Quand les écrivains s’inspirent des séries télévisées
03/09/2010
Le Festival du cinéma américain de Deauville, qui se tiendra du 3 au 16 septembre prochain, s’apprête à célébrer les séries TV. Depuis quelques décennies, la fiction audiovisuelle, traditionnellement jugée moins noble que le cinéma, connaît un succès fulgurant. Aujourd'hui, même les écrivains lui font les yeux doux. Décryptage.
La frontière entre petit et grand écran rétrécit au fil des ans. Les sitcoms sont suivies par des millions de téléspectateurs et génèrent des recettes pharaoniques. Même les stars hollywoodiennes n’hésitent plus à passer d’un genre à l’autre. Tant et si bien que le Festival du cinéma américain de Deauville a décidé de faire la part belle aux séries télévisées.
Car il n’y a pas que l’univers du cinéma qui flirte avec les séries télévisées. La littérature et la télévision sont aussi très liées. De nombreuses séries TV s’inspirent d’œuvres littéraires. Parmi les plus connues : Agata Christie et son Hercule Poirot, Georges Simenon et son inspecteur Maigret interprété par Bruno Cremer (voir l’actualité), le Nestor Burma de Léo Malet incarné par Guy Marchand… Plus récemment, les enquêtes du commissaire Brunetti de Donna Leon (voir l’actualité) ont aussi été mises en boite. Aux Etats-Unis, le pilote de la sanguinolente série «Dexter» trouve son origine dans un livre de Jeff Lindsay, Ce cher Dexter. Enfin, des rumeurs circulent sur une possible adaptation de La Firme, le polar de John Grisham, en version TV.

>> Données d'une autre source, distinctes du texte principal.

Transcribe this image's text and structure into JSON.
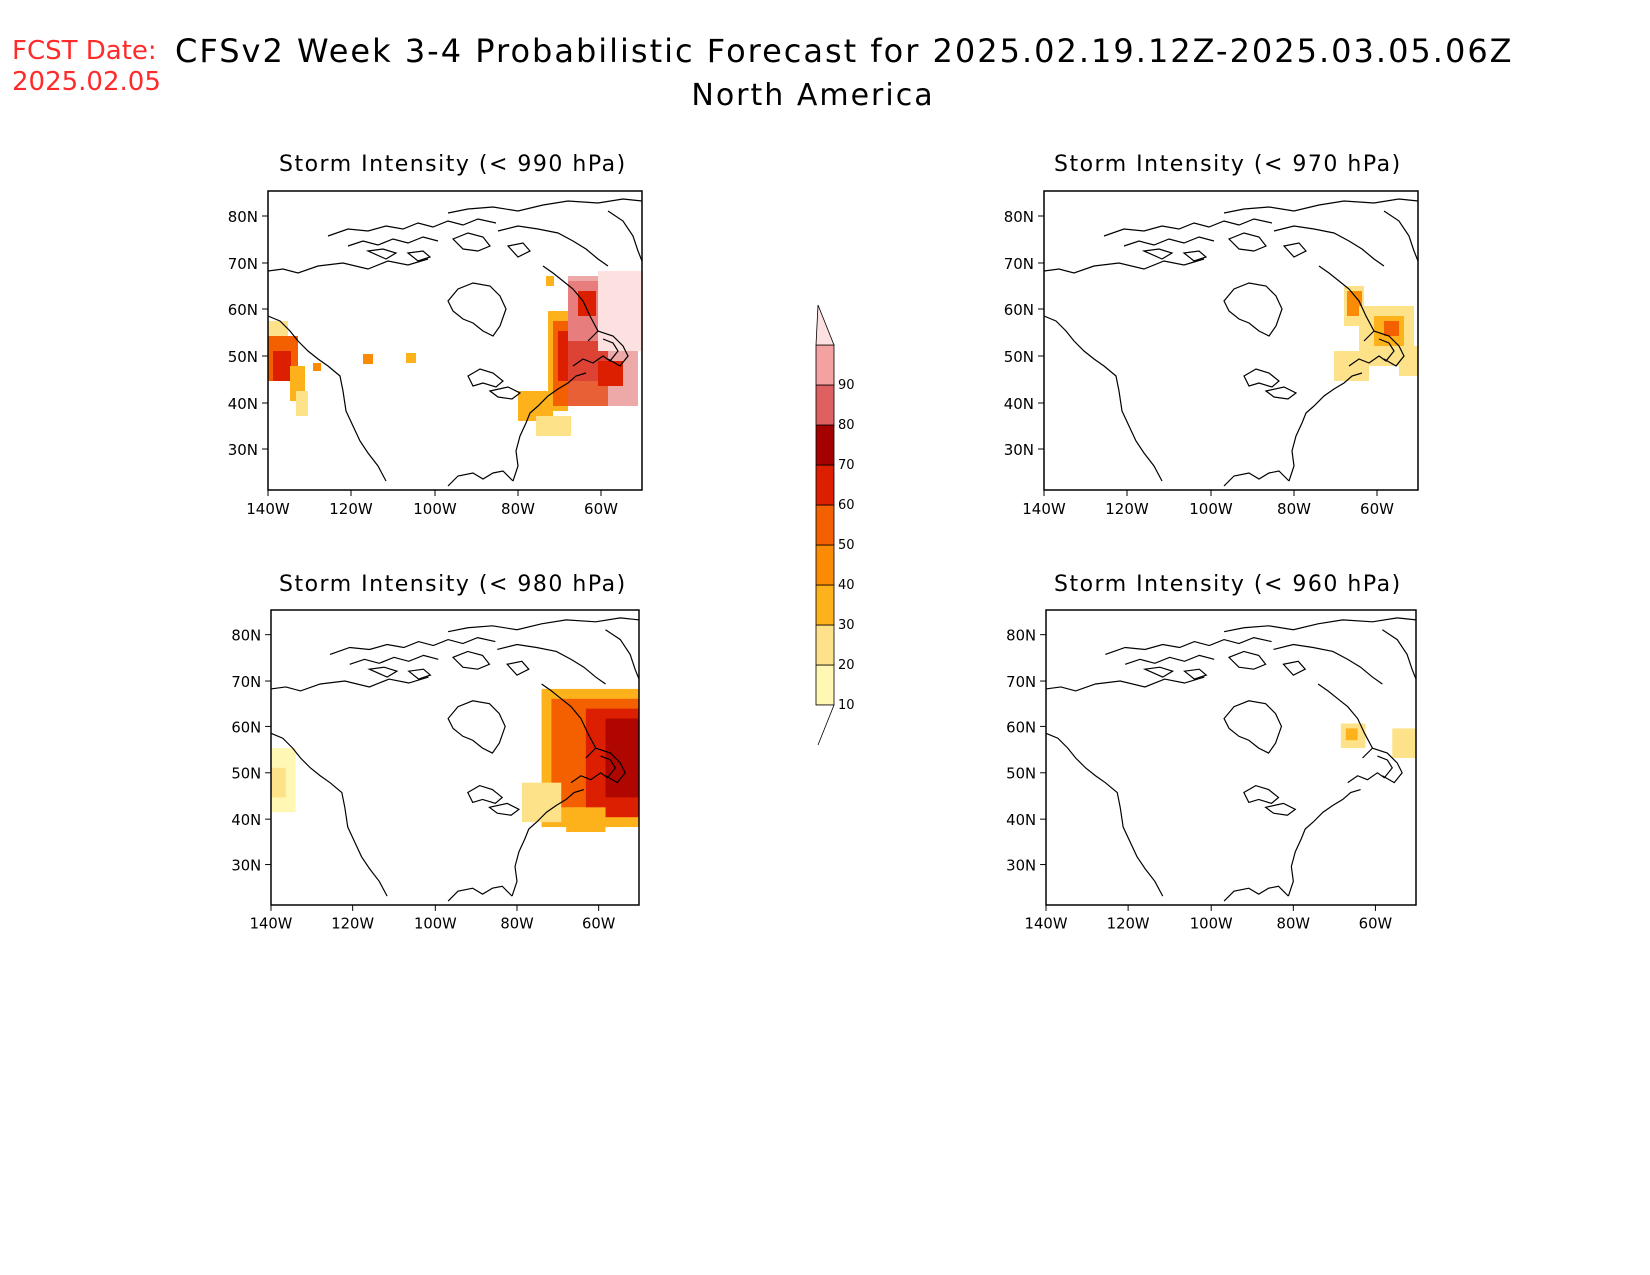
{
  "header": {
    "fcst_label": "FCST Date:",
    "fcst_date": "2025.02.05",
    "title": "CFSv2 Week 3-4 Probabilistic Forecast for 2025.02.19.12Z-2025.03.05.06Z",
    "region": "North America"
  },
  "axes": {
    "lat_ticks": [
      "80N",
      "70N",
      "60N",
      "50N",
      "40N",
      "30N"
    ],
    "lon_ticks": [
      "140W",
      "120W",
      "100W",
      "80W",
      "60W"
    ]
  },
  "panels": [
    {
      "id": "p990",
      "title": "Storm Intensity (< 990 hPa)"
    },
    {
      "id": "p970",
      "title": "Storm Intensity (< 970 hPa)"
    },
    {
      "id": "p980",
      "title": "Storm Intensity (< 980 hPa)"
    },
    {
      "id": "p960",
      "title": "Storm Intensity (< 960 hPa)"
    }
  ],
  "colorbar": {
    "labels": [
      "10",
      "20",
      "30",
      "40",
      "50",
      "60",
      "70",
      "80",
      "90"
    ],
    "colors": [
      "#fff7b3",
      "#fde28a",
      "#fdb21c",
      "#fb8a04",
      "#f45f00",
      "#dc1f00",
      "#a50000",
      "#de6060",
      "#f3a1a1",
      "#fde0e0"
    ]
  }
}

Mais la relation littérature-série TV ne fonctionne pas que dans un sens. Certains livres prennent l’allure d’épisodes et de feuilletons inspirés du petit écran. L’écrivain Vincent Ravalec affirme s’être inspiré du modèle des séries TV pour écrire la suite de Cantique de la Racaille (voir l’actualité). «Certaines séries s’apparentent à des chefs d’œuvre littéraires» explique-t-il. Sous forme de mini-épisodes qui tiennent le lecteur en haleine, Vincent Ravalec enchaine les situations rocambolesques pleines de rebondissements à la manière des feuilletons télévisés. (Voir la vidéo).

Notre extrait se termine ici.